Lorsque quelqu’un reçoit la bonne nouvelle : « vous avez été nommé Chevalier de la Légion d’honneur », il lui appartient de choisir la personne qui lui remettra cette décoration. Vous avez ben sûr pensé d’abord à notre ami Tom Bishop qui a malheureusement dû décliner, n’ayant pas la nationalité française.

Et c’est en tant que Membre de l’Advisory Board du Center for French Civilisation and Culture que cet honneur m’échoit.

La tradition veut que cette remise de décoration soit l’occasion de vanter les mérites du récipiendaire qui lui valent cet honneur. Je vais donc parler du professeur, de l’écrivain, de l’artiste et, bien sûr, de Saint-Pierre et Miquelon.

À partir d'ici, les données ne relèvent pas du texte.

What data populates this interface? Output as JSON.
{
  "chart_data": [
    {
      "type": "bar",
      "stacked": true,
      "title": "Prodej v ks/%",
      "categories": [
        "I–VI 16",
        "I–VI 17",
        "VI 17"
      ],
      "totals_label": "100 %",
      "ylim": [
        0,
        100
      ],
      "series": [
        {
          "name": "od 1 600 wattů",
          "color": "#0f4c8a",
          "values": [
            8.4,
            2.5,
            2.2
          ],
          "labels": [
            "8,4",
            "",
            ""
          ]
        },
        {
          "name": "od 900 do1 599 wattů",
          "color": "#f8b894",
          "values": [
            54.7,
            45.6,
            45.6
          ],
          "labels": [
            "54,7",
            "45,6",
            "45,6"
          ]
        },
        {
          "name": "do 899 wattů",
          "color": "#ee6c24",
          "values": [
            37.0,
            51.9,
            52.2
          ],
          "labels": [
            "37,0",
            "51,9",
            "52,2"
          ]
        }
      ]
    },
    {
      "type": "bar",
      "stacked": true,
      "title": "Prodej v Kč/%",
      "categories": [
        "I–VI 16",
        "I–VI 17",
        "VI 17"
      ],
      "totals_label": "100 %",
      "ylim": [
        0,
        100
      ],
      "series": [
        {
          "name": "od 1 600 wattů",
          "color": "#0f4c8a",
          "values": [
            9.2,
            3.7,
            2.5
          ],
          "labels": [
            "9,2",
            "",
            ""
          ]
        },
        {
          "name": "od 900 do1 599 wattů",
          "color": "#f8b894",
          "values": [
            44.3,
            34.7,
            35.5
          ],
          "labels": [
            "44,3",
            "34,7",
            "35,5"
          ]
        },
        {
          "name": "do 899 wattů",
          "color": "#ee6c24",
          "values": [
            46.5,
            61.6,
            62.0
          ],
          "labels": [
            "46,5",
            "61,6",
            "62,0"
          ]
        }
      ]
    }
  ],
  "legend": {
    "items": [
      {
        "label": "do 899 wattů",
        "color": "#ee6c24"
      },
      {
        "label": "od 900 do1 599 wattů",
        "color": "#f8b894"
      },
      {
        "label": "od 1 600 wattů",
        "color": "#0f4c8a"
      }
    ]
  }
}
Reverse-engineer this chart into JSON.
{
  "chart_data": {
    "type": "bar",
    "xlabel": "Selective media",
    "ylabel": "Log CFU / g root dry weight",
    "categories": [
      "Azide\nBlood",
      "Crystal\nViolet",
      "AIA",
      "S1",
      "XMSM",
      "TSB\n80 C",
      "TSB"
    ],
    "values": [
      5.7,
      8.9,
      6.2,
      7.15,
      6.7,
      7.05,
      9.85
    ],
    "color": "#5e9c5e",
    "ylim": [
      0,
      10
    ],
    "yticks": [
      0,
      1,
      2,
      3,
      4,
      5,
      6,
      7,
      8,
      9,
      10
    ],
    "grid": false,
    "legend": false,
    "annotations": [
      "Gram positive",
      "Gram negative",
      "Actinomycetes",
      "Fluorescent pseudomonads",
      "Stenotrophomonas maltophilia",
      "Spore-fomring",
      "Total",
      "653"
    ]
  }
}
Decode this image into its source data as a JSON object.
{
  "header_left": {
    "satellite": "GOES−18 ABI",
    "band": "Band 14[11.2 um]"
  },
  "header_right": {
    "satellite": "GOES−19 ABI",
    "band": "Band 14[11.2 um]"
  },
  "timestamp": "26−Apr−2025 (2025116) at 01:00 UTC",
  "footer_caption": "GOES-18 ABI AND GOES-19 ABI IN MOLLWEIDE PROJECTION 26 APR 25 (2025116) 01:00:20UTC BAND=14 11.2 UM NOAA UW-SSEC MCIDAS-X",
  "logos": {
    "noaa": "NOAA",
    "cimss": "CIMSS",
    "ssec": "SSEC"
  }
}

Cher Eugène, lorsque vous quittez votre île, j’imagine avec une certaine inquiétude, c’est pour conclure vos études secondaires en Vendée – dont vous retenez surtout l’expérience « disciplinaire » de l’internat – pour y passer le Baccalauréat à La Roche-sur-Yon. Puis, ce sera la capitale, la Sorbonne et Sciences Po, et vous choisissez d’enseigner la littérature française, ce que vous faites toujours ici à New York University. Vous avez dirigé plus de 20 thèses de Ph. D. et autant de thèses de Master’s, participé à tellement de colloques , de séminaires, etc. que je n’ai pas essayé de les compter. Je suis allé faire ma petite enquête : vos étudiants apprécient sans réserve vos qualités d’enseignant à l’écoute, passionné par votre métier, pédagogue, « intéressant ». Un de vos plus jeunes collègues m’a dit, utilisant le jargon approprié : «  c’est un type bien ». Cela fera bientôt 50 ans que vous exercez votre métier, de Paris à New York en passant par l’Alaska et Princeton. Quelle belle carrière ! Vous n’en êtes nullement lassé, m’avez-vous dit, et vous avez l’intention de continuer malgré vos occupations parallèles.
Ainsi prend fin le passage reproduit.